Monday, Jun. 26, 1933

Leprosy Assailed

Leprologists rejoiced to learn last week that the leprosy germ has at last and repeatedly been grown in laboratory dishes. Possible ultimate control of the scourge is therefore in sight. The men who accomplished the feat are Professor Malcolm Herman Soule, University of Michigan bacteriologist, and Professor Earl Baldwin McKinley, dean of George Washington Medical school. Both are advisers to the Leonard Wood Memorial.*

First success in growing the leprosy germ artificially came after Professors McKinley and Soule placed the germs in a special atmosphere of carbon dioxide and oxygen. The youngest of 16 generations of germs grown that way were potent enough to cause what looked like leprosy in laboratory monkeys. Professor McKinley here diverged and with the help of Professor Adah Elizabeth Verder of George Washington University grew another crop of germs in minced chicken embryo under ordinary atmosphere. New generations developed in seven to ten days and accelerated efforts to produce immunization agents. Eventually the investigators hope to devise a skin test for leprosy which will make detection of that disease as simple and as certain as the present skin tests for tuberculosis, diphtheria, scarlet fever.

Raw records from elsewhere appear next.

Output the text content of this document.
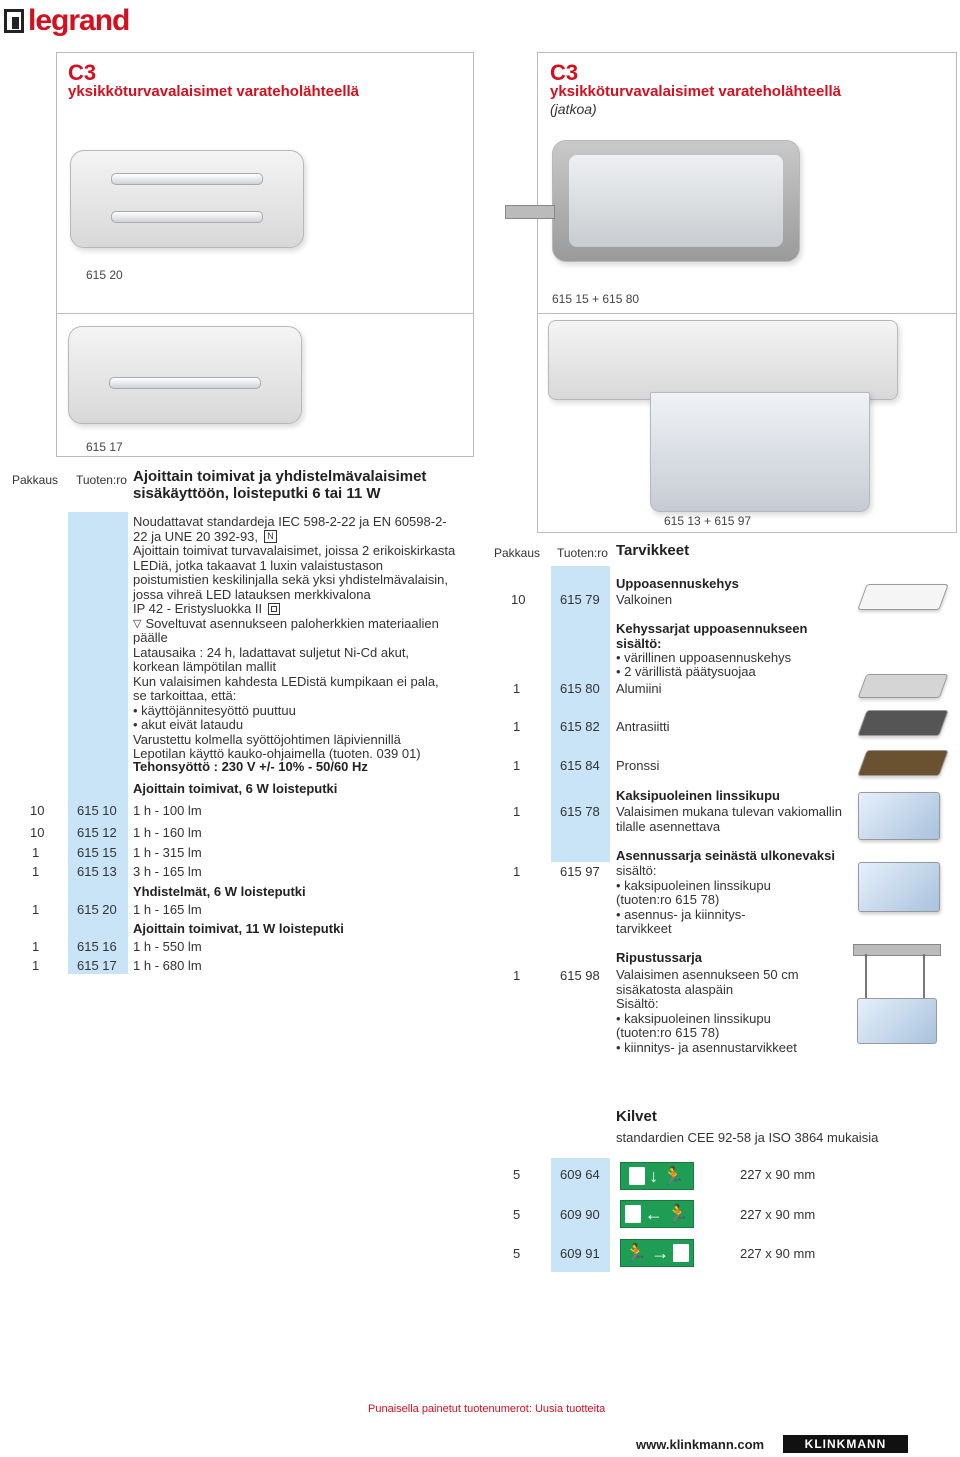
legrand
C3
yksikköturvavalaisimet varateholähteellä
615 20
615 17
Pakkaus Tuoten:ro Ajoittain toimivat ja yhdistelmävalaisimet
sisäkäyttöön, loisteputki 6 tai 11 W
Noudattavat standardeja IEC 598-2-22 ja EN 60598-2-
22 ja UNE 20 392-93,	N
Ajoittain toimivat turvavalaisimet, joissa 2 erikoiskirkasta
LEDiä, jotka takaavat 1 luxin valaistustason
poistumistien keskilinjalla sekä yksi yhdistelmävalaisin,
jossa vihreä LED latauksen merkkivalona
IP 42 - Eristysluokka II
▽ Soveltuvat asennukseen paloherkkien materiaalien
päälle
Latausaika : 24 h, ladattavat suljetut Ni-Cd akut,
korkean lämpötilan mallit
Kun valaisimen kahdesta LEDistä kumpikaan ei pala,
se tarkoittaa, että:
• käyttöjännitesyöttö puuttuu
• akut eivät lataudu
Varustettu kolmella syöttöjohtimen läpiviennillä
Lepotilan käyttö kauko-ohjaimella (tuoten. 039 01)
Tehonsyöttö : 230 V +/- 10% - 50/60 Hz
Ajoittain toimivat, 6 W loisteputki
10	615 10 1 h - 100 lm
10	615 12 1 h - 160 lm
1	615 15 1 h - 315 lm
1	615 13 3 h - 165 lm
Yhdistelmät, 6 W loisteputki
1	615 20 1 h - 165 lm
Ajoittain toimivat, 11 W loisteputki
1	615 16 1 h - 550 lm
1	615 17 1 h - 680 lm
C3
yksikköturvavalaisimet varateholähteellä
(jatkoa)
615 15 + 615 80
615 13 + 615 97
Pakkaus Tuoten:ro Tarvikkeet
Uppoasennuskehys
10	615 79 Valkoinen
Kehyssarjat uppoasennukseen
sisältö:
• värillinen uppoasennuskehys
• 2 värillistä päätysuojaa
1	615 80 Alumiini
1	615 82 Antrasiitti
1	615 84 Pronssi
Kaksipuoleinen linssikupu
1	615 78 Valaisimen mukana tulevan vakiomallin
tilalle asennettava
Asennussarja seinästä ulkonevaksi
1	615 97 sisältö:
• kaksipuoleinen linssikupu
(tuoten:ro 615 78)
• asennus- ja kiinnitys-
tarvikkeet
Ripustussarja
1	615 98 Valaisimen asennukseen 50 cm
sisäkatosta alaspäin
Sisältö:
• kaksipuoleinen linssikupu
(tuoten:ro 615 78)
• kiinnitys- ja asennustarvikkeet
Kilvet
standardien CEE 92-58 ja ISO 3864 mukaisia
5	609 64	↓ 🏃	227 x 90 mm
5	609 90	← 🏃	227 x 90 mm
5	609 91 🏃 →	227 x 90 mm
Punaisella painetut tuotenumerot: Uusia tuotteita
www.klinkmann.com	KLINKMANN
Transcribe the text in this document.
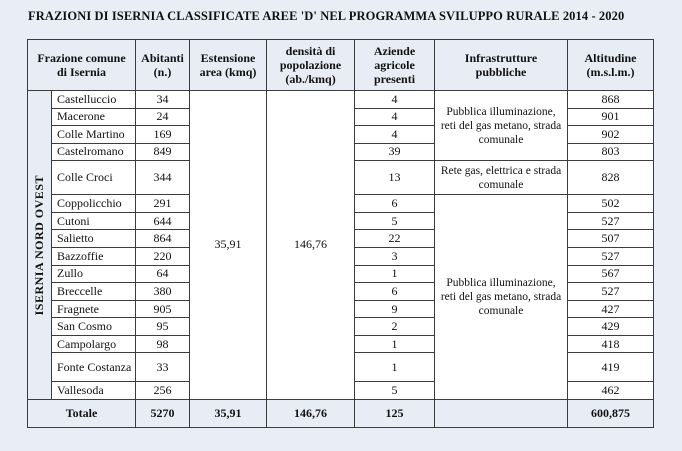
FRAZIONI DI ISERNIA CLASSIFICATE AREE 'D' NEL PROGRAMMA SVILUPPO RURALE 2014 - 2020
Frazione comune di Isernia		Abitanti (n.)	Estensione area (kmq)	densità di popolazione (ab./kmq)	Aziende agricole presenti	Infrastrutture pubbliche	Altitudine (m.s.l.m.)

ISERNIA NORD OVEST	Castelluccio	34	35,91	146,76	4	Pubblica illuminazione, reti del gas metano, strada comunale	868
	Macerone	24			4		901
	Colle Martino	169			4		902
	Castelromano	849			39		803
	Colle Croci	344			13	Rete gas, elettrica e strada comunale	828
	Coppolicchio	291			6	Pubblica illuminazione, reti del gas metano, strada comunale	502
	Cutoni	644			5		527
	Salietto	864			22		507
	Bazzoffie	220			3		527
	Zullo	64			1		567
	Breccelle	380			6		527
	Fragnete	905			9		427
	San Cosmo	95			2		429
	Campolargo	98			1		418
	Fonte Costanza	33			1		419
	Vallesoda	256			5		462
Totale		5270	35,91	146,76	125		600,875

With this hope in mind. Professor McKinley last week went to Europe for vacation. Professor Soule at the same time left for the new Leonard Wood Memorial leprosy laboratory at Culion, Philippine Islands.

*While Governor of the Philippines the late Major General Leonard Wood, who had been a doctor before he became a soldier, started to raise a $2,000,000 fund to eradicate leprosy, which afflicts the Philippines.